Best quaranteam ever!!

It’s very sweet because my bro (we have never included in-law as part of our titles) always says their primary concern is keeping me safe since I am the most vulnerable one. Anytime we make plans, they make sure that I am comfortable with it. Any time they do something they ask if I’d be comfortable seeing them after, and I really appreciate that more than I can even express.

My bro (we have never used the in-law label with each other) is always concerned about me first, being the most vulnerable one in the family.

Everyone has their own comfort level with doing the things that are now accessible, and it’s important to respect each others’ feelings no matter if they are family, friends, or anything in between.

For a while there I think Bruce worried that I was not going to leave the house ever. In that time between March and June, he would say that maybe we could take a drive, just to get me out. I wasn’t ready.

This was taken during the time Bru was trying to get me to go out before I was ready.

I still won’t eat outdoors (which is the only option in NJ), but we support our favorite local place every other week by ordering take-out.
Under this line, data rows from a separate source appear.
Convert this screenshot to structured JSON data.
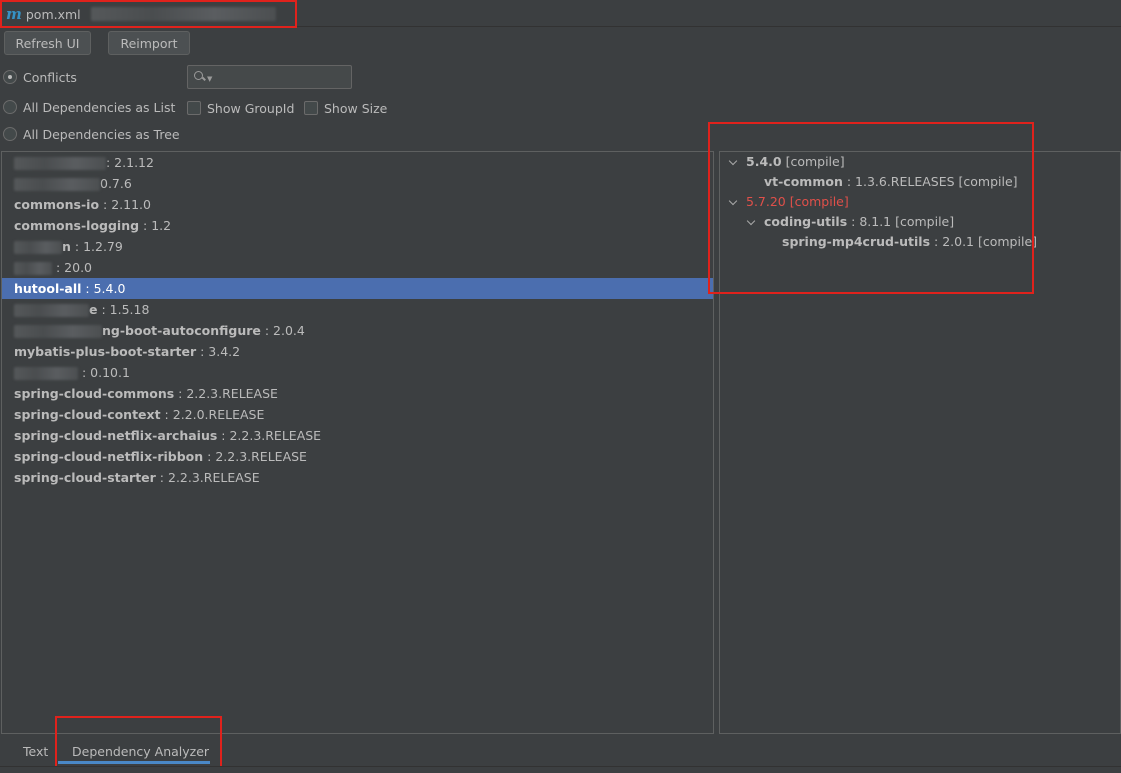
{
  "title_bar": {
    "file_icon": "maven-m-icon",
    "file_name": "pom.xml"
  },
  "toolbar": {
    "refresh_label": "Refresh UI",
    "reimport_label": "Reimport"
  },
  "view_modes": {
    "conflicts_label": "Conflicts",
    "list_label": "All Dependencies as List",
    "tree_label": "All Dependencies as Tree",
    "selected": "Conflicts"
  },
  "options": {
    "show_groupid_label": "Show GroupId",
    "show_size_label": "Show Size"
  },
  "search": {
    "value": ""
  },
  "dependencies": [
    {
      "name": "",
      "version": ": 2.1.12",
      "redacted": true
    },
    {
      "name": "",
      "version": "0.7.6",
      "redacted": true
    },
    {
      "name": "commons-io",
      "version": " : 2.11.0"
    },
    {
      "name": "commons-logging",
      "version": " : 1.2"
    },
    {
      "name": "n",
      "version": " : 1.2.79",
      "redacted": true
    },
    {
      "name": "",
      "version": " : 20.0",
      "redacted": true
    },
    {
      "name": "hutool-all",
      "version": " : 5.4.0",
      "selected": true
    },
    {
      "name": "e",
      "version": " : 1.5.18",
      "redacted": true
    },
    {
      "name": "ng-boot-autoconfigure",
      "version": " : 2.0.4",
      "redacted": true
    },
    {
      "name": "mybatis-plus-boot-starter",
      "version": " : 3.4.2"
    },
    {
      "name": "",
      "version": " : 0.10.1",
      "redacted": true
    },
    {
      "name": "spring-cloud-commons",
      "version": " : 2.2.3.RELEASE"
    },
    {
      "name": "spring-cloud-context",
      "version": " : 2.2.0.RELEASE"
    },
    {
      "name": "spring-cloud-netflix-archaius",
      "version": " : 2.2.3.RELEASE"
    },
    {
      "name": "spring-cloud-netflix-ribbon",
      "version": " : 2.2.3.RELEASE"
    },
    {
      "name": "spring-cloud-starter",
      "version": " : 2.2.3.RELEASE"
    }
  ],
  "usage_tree": [
    {
      "name": "5.4.0",
      "suffix": " [compile]",
      "level": 0,
      "expanded": true,
      "conflict": false
    },
    {
      "name": "vt-common",
      "suffix": " : 1.3.6.RELEASES [compile]",
      "level": 1,
      "expanded": null,
      "conflict": false
    },
    {
      "name": "5.7.20 [compile]",
      "suffix": "",
      "level": 0,
      "expanded": true,
      "conflict": true
    },
    {
      "name": "coding-utils",
      "suffix": " : 8.1.1 [compile]",
      "level": 1,
      "expanded": true,
      "conflict": false
    },
    {
      "name": "spring-mp4crud-utils",
      "suffix": " : 2.0.1 [compile]",
      "level": 2,
      "expanded": null,
      "conflict": false
    }
  ],
  "bottom_tabs": {
    "text_label": "Text",
    "analyzer_label": "Dependency Analyzer",
    "active": "Dependency Analyzer"
  },
  "colors": {
    "background": "#3c3f41",
    "selection": "#4b6eaf",
    "conflict": "#e0504a",
    "highlight_box": "#e0221c",
    "tab_underline": "#4a88c7"
  }
}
I won’t go back to the yoga studio just yet, even though it just opened at 25% capacity. I will always wear a mask and I will always tell people if they get too close to me. Because I know what I am comfortable with, and I might be more conservative about things than other people.

Take out from our favorite local place… if you are in Central NJ, give Harvest Moon in New Brunswick a try!

Now more than ever, can’t we just respect each other? Can we wear a mask, not to protect ourselves, but to protect each other? Can we acknowledge that personal space (at least six feet) is more important than ever? And can we be responsible human beings who actually care about others and believe that not one single life is expendable?

If we can’t do these tiny things, we are doomed. The optimist in me believes that we can agree to protect each other because it’s the right thing to do. It’s not about divisiveness or about politics. It’s about being good people. And even though world events have made me question the optimism that has always been a part of me, it’s still there and I want to believe that good does (and always will) outweigh bad. And in the end when we look back upon this time knowing that we came together the way we needed to, we can all toast to our good health with our half-full glasses of lemonade.

Can’t we just be good to each other?